A central challenge in the intelligence community is managing and effectively integrating large amounts of disparate information sources for concise presentation of knowledge to analysts. Currently, the high volume of incoming intelligence imposes a substantial burden on the analyst to understand the inconsistent, noisy data, potentially leading to missed intelligence about entities and their relationships.
To address this need, we have developed a data-driven approach that unifies disparate mentions to individuals and relationships to provide the analyst with an overview of the social network hidden in large, noisy databases. Our approach automatically discovers systems of related concepts structured in data to learn ontologies that are optimal for representing the knowledge encapsulated in the database. Taking advantage of recent advances in nonparametric Bayesian clustering (Kemp et al., 2006), the system analyzes streams of data to disambiguate references to the same entity and to identify groups of semantically related entities. The tool thus fuses knowledge across the datastore to create concise profiles of entities for use in analysis and an improved ontology for use in semantic search engines.

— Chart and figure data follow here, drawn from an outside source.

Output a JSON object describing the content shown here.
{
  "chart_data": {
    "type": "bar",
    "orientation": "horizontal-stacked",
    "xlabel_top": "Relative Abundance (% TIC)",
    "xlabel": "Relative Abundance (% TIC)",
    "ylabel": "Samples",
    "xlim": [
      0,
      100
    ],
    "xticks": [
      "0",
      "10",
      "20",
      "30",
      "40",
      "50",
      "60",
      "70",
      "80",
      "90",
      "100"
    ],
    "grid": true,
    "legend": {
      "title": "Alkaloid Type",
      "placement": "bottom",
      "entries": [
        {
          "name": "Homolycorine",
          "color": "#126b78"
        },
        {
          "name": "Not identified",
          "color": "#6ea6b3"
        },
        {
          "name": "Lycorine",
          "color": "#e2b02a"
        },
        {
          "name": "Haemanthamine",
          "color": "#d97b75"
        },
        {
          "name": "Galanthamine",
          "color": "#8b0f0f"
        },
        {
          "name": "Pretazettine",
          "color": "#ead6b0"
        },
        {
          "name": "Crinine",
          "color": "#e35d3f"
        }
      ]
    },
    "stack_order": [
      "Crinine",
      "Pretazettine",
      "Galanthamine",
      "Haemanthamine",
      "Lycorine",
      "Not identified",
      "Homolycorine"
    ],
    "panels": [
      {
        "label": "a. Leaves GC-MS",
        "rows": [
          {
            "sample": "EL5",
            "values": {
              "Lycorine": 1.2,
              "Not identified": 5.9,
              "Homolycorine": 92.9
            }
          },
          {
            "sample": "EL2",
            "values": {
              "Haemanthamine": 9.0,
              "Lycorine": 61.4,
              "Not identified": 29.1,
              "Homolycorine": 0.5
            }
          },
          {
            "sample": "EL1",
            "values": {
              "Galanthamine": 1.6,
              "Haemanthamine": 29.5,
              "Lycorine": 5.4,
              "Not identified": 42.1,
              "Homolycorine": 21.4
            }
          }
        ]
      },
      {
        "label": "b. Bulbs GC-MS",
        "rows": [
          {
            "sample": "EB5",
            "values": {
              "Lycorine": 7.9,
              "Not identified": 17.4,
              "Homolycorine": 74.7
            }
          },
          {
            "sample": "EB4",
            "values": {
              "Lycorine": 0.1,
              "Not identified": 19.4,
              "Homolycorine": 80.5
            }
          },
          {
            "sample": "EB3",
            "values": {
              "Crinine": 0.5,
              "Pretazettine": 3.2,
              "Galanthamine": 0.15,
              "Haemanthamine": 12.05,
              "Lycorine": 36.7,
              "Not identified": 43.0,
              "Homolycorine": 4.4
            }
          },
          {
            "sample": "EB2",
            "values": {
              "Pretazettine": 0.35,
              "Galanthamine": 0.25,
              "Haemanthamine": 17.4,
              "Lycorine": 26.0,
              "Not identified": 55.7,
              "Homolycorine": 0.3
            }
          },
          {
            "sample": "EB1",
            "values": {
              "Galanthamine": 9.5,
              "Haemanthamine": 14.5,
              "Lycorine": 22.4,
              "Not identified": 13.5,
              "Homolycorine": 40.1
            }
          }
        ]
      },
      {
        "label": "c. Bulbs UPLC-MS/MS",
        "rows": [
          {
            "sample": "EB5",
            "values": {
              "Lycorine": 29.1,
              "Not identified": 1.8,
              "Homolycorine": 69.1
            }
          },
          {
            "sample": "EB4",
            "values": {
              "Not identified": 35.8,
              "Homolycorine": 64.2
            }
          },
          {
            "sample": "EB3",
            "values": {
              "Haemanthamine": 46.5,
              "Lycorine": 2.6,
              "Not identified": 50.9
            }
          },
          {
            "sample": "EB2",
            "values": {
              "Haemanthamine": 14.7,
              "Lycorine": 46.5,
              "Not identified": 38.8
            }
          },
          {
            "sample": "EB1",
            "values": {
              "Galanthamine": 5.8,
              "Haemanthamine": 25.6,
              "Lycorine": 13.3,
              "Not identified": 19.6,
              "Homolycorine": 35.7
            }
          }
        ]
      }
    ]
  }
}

We evaluated our approach on operational sensor data collected during the JFCOM-sponsored Empire Challenge 2010 military training exercise. The EC10 dataset mirrors operational tactical intelligence datasets, and is characterized by a high level of sparsity and noise (missing and incomplete data, inconsistent manual coding). In preliminary experiments, our system produced high precision semantic clusters of entities by resolving disparate references to entities and uncovering hidden relationships. On the task of resolving entity references, compared with a baseline to k-means clustering algorithm, our approach yielded a 38% improvement in purity and a 6 % improvement in F-measure. These results indicate that our approach is better able to "connect the dots" across disparate documents to produce consolidated entity profiles than widely used clustering methods.